Kirk's gaze was fixed on the viewscreen, fascinated by the now continual display of lightning so brilliant the battle compensators were hard pressed to sop the intensity to below pain threshold. Every hue of the rainbow was present in those unending discharges as the jawanda fought to dissipate surplus energy. Kirk wished he could be floating free in space nearby. The trailing cometlike portion of the jawanda must present a spectacular sight. Indeed, an unsuspecting observer who chanced to pass through the immediate spatial vicinity would see jawanda and
Enterprise
as a colossal oblate opal, lit with internal fire.
Kirk was about to order an end to the seemingly futile effort when the colors vanished, revealing the far plainer but much more welcome isolated lights of distant galaxies pin-wheeling through the gulf.
"We're clear!" McCoy yelped joyously.
"Disengagement confirmed, Doctor," concurred Spock, considerably less exuberantly. "It worked . . . barely."
"The creature is falling rapidly off screen astern, sir," Arex announced, in a tone almost as relaxed as Spock's.
"Warp-factor five," Sulu declared, "factor six and increasing."
"Reduce speed to warp-four, Mr. Sulu!" Kirk ordered quickly. "Don't lose our quarry, Mr. Arex."
"Not to worry, Captain," the navigator assured him, examining his own sensor readouts. "It is now by far the most obvious object in the heavens, due to the amount of energy it continues to radiate."
"Plot a return curve to bring us directly back at the creature, Mr. Arex. We can't waste time and allow it to regain its flexibility in converting energy." He voiced a quick question to the arm pickup: "Scotty—how are the engines?"
"Recoverin' rapidly, Captain," the chief engineer reported, the strain of the last minutes evident in his voice, "but it was a near thing. I wouldn't like to chance it again."
"We're going to do our best not to, Scotty," the Captain assured him, before clicking off. His stare moved repeatedly from helm to viewscreen. "What about the jawanda, Mr. Arex? Is it trying to escape?"

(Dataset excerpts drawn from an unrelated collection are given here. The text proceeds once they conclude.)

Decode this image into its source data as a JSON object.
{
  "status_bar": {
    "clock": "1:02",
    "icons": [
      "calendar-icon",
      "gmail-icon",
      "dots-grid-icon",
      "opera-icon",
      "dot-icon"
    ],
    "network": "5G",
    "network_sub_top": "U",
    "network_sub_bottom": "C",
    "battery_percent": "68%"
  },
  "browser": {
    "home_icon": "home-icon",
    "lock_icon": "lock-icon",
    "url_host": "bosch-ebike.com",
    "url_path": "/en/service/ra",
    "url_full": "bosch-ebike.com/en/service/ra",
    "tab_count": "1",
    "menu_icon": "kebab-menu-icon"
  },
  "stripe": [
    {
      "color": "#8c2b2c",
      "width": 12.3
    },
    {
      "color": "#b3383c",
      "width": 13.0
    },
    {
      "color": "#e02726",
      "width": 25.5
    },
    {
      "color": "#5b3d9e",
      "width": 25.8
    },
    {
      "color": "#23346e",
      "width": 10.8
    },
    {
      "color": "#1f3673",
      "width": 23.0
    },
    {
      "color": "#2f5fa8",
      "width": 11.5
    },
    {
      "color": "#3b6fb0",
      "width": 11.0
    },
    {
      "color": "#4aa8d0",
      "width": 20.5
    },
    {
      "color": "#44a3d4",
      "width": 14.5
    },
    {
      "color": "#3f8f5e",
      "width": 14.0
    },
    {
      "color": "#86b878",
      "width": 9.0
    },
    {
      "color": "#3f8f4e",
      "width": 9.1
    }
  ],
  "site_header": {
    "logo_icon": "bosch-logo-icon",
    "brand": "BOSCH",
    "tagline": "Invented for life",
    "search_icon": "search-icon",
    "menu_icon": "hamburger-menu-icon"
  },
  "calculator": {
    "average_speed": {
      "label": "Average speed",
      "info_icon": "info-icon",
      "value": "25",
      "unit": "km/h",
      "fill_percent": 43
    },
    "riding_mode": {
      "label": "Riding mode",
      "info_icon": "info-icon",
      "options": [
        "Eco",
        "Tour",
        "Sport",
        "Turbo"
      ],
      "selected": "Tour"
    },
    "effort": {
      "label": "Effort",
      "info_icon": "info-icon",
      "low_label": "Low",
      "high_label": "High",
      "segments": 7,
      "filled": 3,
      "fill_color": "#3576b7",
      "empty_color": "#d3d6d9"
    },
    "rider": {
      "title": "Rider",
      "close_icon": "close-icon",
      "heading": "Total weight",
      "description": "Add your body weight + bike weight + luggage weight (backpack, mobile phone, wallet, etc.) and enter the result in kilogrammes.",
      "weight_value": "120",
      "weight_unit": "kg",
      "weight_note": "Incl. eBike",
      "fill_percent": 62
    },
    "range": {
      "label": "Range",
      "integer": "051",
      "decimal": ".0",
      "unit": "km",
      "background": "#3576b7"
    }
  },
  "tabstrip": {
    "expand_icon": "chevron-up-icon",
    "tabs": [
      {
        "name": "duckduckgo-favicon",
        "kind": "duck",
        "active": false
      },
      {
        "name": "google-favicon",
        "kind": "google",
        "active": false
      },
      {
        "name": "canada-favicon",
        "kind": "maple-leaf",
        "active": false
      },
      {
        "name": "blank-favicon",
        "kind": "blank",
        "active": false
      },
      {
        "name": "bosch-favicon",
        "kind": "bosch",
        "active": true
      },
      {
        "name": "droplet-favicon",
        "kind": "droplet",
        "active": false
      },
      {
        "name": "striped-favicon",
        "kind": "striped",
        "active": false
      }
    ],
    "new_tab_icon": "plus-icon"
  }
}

"It does not appear to be succeeding, if such is its intention, sir," the Edoan announced carefully. "It is moving away from us, but very slowly, and in an erratic manner."
"Bloated," McCoy decided firmly. "The overload was too much for its converters to handle. I'd venture to say that its whole system has been affected."
"The Lactrans," Spock put in, gazing momentarily at the wall before him, "hope there is no permanent damage."
"We do too," admitted Kirk, "so long as the alternative doesn't turn out to be rapid recovery."
"It is continuing to move away, Captain," Arex said softly, "but more slowly now."
"Sensors indicate it is discharging energy at an incredible rate, Captain," declared Spock. "It may be regaining some of its ability."
"I wonder—Spock, do you think it's capable of anger?"
"I don't know, Captain. But the instinct to defend oneself is basic to many very primitive organisms." He eyed Kirk expectantly. "You have something in mind?"
"Somehow, Spock, we have to distract it long enough for Hivar to engage the capture mechanism. If the creature doesn't actually conceive of us as a threat, it should at least regard the ship as a challenge. By now it should be dazed and disoriented—its present movements indicate that. I can only see one way to draw it within range of the Boquian device—and that's to tempt it into chasing us."
"Jim!" McCoy exclaimed, startled. "If it manages to envelop us again . . ."
"I know it's a risk, Bones, but we've got full motive power back. We'll have to cut it close, but if it gets too close we can outspurt it at the last moment." I hope, he added silently.